Under French law, there is no obligation for males to give DNA samples, yet if they refuse "they can become potential suspects"

14.04.2014 - Update : 14.04.2014
Mass DNA tests in French school girl rape case

PARIS

Mass DNA tests on Monday are being conducted on more than 500 male students to determine the rapist of a 16-year-old schoolgirl in La Rochelle in Western France.

The DNA tests are being conducted on 500 male students in a French private Catholic school in the western French city of La Rochelle where a female student was raped last September in a school toilet. She could not identify her rapist because of the darkness as the light from the automatic time switch went off.

Prosecutors said they decided to go ahead with the mass DNA tests after several months of investigation proved "fruitless."

The tests starting Monday and ending Wednesday, will see the results out in a month, and target 475 high school students out of 1200, 31 teachers and 21 others males who were present at the school on September 30 -- the day of the attack.

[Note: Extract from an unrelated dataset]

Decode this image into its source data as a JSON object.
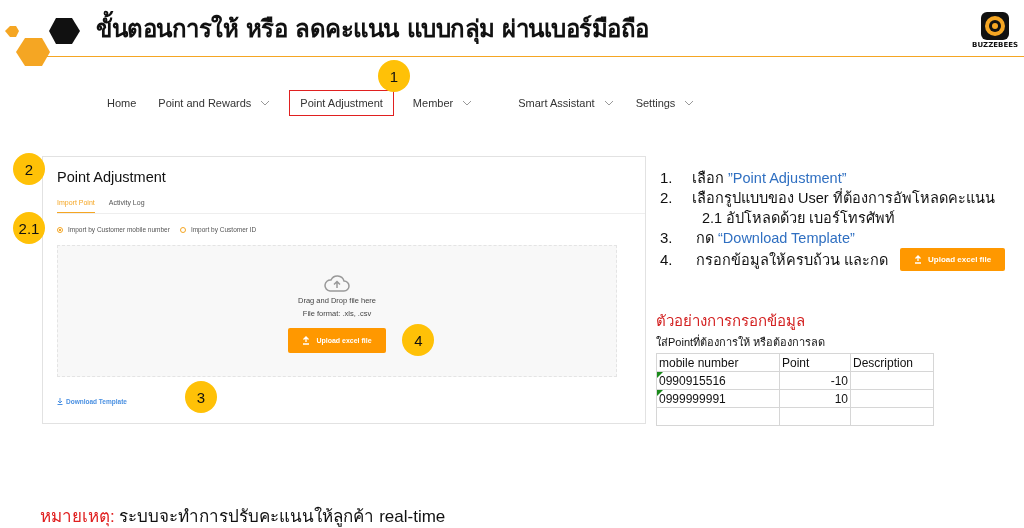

Some pupils expressed their discontent to the local media saying "It’s disturbing to have to do the test, It’s bizarre," and others fear discovering the identity of the attacker, should he be a close friend. 

The tests are said to cost around €5,000 ($6,940) and saliva swabs will be taken and matched with DNA found on the girl's clothes. Tests conducted on her family and close friends tested negative, said La Rochelle Prosecutor Isabelle Pagenelle.

Under French law, there is no obligation for those males to give samples, yet if any of them refuses "they can become potential suspects who may be detained," said Pagenelle. 

She also explained that both parental and individual authorization was necessary for minors undertaking the test and all samples unrelated to the rape will be destroyed.

The French League of Human Rights criticized the procedure describing it as " disproportionate, threatening and traumatic."

"The police have probably other ways to identify who committed this heinous crime", the president of the French League of Human Rights, Pierre Tartakowsky, told local media.

The tests, the first conducted in a French school, has been conducted in at least three separate cases before in France.

In France, this practice is considered as a last resort, when prosecutors are blocked by an unresolved case or are in doubt on the offender's identity.